Brainfood: Extinct breeds, Olive breeding, Wild peanuts, Conserving dates, Hazelnut diversity, Religion, & biodiversity, Parqe de la Papa, Maize flowering, Mozambique watermelon, Nigerian cocoyam processing
- Cattle Breeds: Extinction or Quasi-Extant? Many supposedly extinct breeds live on in the genome of others.
- Evaluation of the need and present potential of olive breeding indicating the nature of the available genetic resources involved. If you want to intensify olive production, and apparently you do, you need to breed for it.
- Characterization of Brazilian accessions of wild Arachis species of section Arachis (Fabaceae) using heterochromatin detection and fluorescence in situ hybridization (FISH). Cytogenetics still has something to contribute.
- Complementary Strategy for Conservation of Date Palm Germplasm. Sets out the options well enough, their pros and cons, but doesn’t give you what you really need, a clear idea of which germplasm to conserve how, where. Which I submit was not too much to ask for.

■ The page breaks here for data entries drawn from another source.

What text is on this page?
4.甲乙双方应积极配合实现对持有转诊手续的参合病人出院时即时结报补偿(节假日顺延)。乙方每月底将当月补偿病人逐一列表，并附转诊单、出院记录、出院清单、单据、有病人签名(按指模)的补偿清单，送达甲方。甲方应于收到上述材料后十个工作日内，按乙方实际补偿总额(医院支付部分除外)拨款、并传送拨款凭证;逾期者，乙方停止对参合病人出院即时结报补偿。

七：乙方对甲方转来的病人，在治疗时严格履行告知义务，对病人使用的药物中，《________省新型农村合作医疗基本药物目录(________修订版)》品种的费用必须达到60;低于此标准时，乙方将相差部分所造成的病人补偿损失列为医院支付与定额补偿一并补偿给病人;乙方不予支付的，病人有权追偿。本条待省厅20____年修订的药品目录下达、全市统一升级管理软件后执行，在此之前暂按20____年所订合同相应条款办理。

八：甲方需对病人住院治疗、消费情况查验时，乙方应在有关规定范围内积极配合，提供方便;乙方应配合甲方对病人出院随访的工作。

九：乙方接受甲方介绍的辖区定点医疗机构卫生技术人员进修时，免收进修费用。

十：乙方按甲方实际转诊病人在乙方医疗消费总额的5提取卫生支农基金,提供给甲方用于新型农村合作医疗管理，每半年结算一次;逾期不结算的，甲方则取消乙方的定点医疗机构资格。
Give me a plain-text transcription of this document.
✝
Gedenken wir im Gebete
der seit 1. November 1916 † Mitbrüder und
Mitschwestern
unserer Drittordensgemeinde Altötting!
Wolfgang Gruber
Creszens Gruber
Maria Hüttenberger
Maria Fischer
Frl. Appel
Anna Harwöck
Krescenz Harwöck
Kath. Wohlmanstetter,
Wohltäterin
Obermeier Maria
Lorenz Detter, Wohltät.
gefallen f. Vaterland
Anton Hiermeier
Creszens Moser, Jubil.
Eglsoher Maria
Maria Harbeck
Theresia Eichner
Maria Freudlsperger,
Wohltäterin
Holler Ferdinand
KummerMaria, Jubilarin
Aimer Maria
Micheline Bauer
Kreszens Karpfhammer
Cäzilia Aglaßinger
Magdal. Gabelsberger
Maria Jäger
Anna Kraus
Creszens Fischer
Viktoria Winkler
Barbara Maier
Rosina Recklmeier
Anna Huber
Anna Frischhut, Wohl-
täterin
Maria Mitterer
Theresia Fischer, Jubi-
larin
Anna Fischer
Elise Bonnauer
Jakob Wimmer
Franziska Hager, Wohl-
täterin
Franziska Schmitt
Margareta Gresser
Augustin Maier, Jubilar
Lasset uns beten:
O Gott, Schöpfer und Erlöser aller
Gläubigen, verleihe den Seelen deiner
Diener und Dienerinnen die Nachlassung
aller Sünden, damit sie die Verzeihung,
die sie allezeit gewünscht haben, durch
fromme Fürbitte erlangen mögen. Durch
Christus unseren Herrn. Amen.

- Molecular and morphological diversity of on-farm hazelnut (Corylus avellana L.) landraces from southern Europe and their role in the origin and diffusion of cultivated germplasm. 3 primary centres of diversity, plus a couple of secondary ones. Spain and Italy have one of each.
- Biodiversity priority areas and religions—a global analysis of spatial overlap. It’s all up to the Vatican. What could possibly go wrong?
- Situating In Situ: A Critical Geography of Agricultural Biodiversity Conservation in the Peruvian Andes and Beyond. In other news, the Parque de la Papa has epistemological implications.
- Adaptation of Maize to Temperate Climates: Mid-Density Genome-Wide Association Genetics and Diversity Patterns Reveal Key Genomic Regions, with a Major Contribution of the Vgt2 (ZCN8) Locus. It takes a lot of genes.
- Genetic differentiation of watermelon landraces in Mozambique using microsatellite markers. Type of use is more important than geography in explaining genetic diversity.
- Extending the use of an underutilised tuber I: Physicochemical and pasting properties of cocoyam (Xanthosoma sagittifolium) flour and its suitability for making biscuits. Let them eat cocoyam biscuits.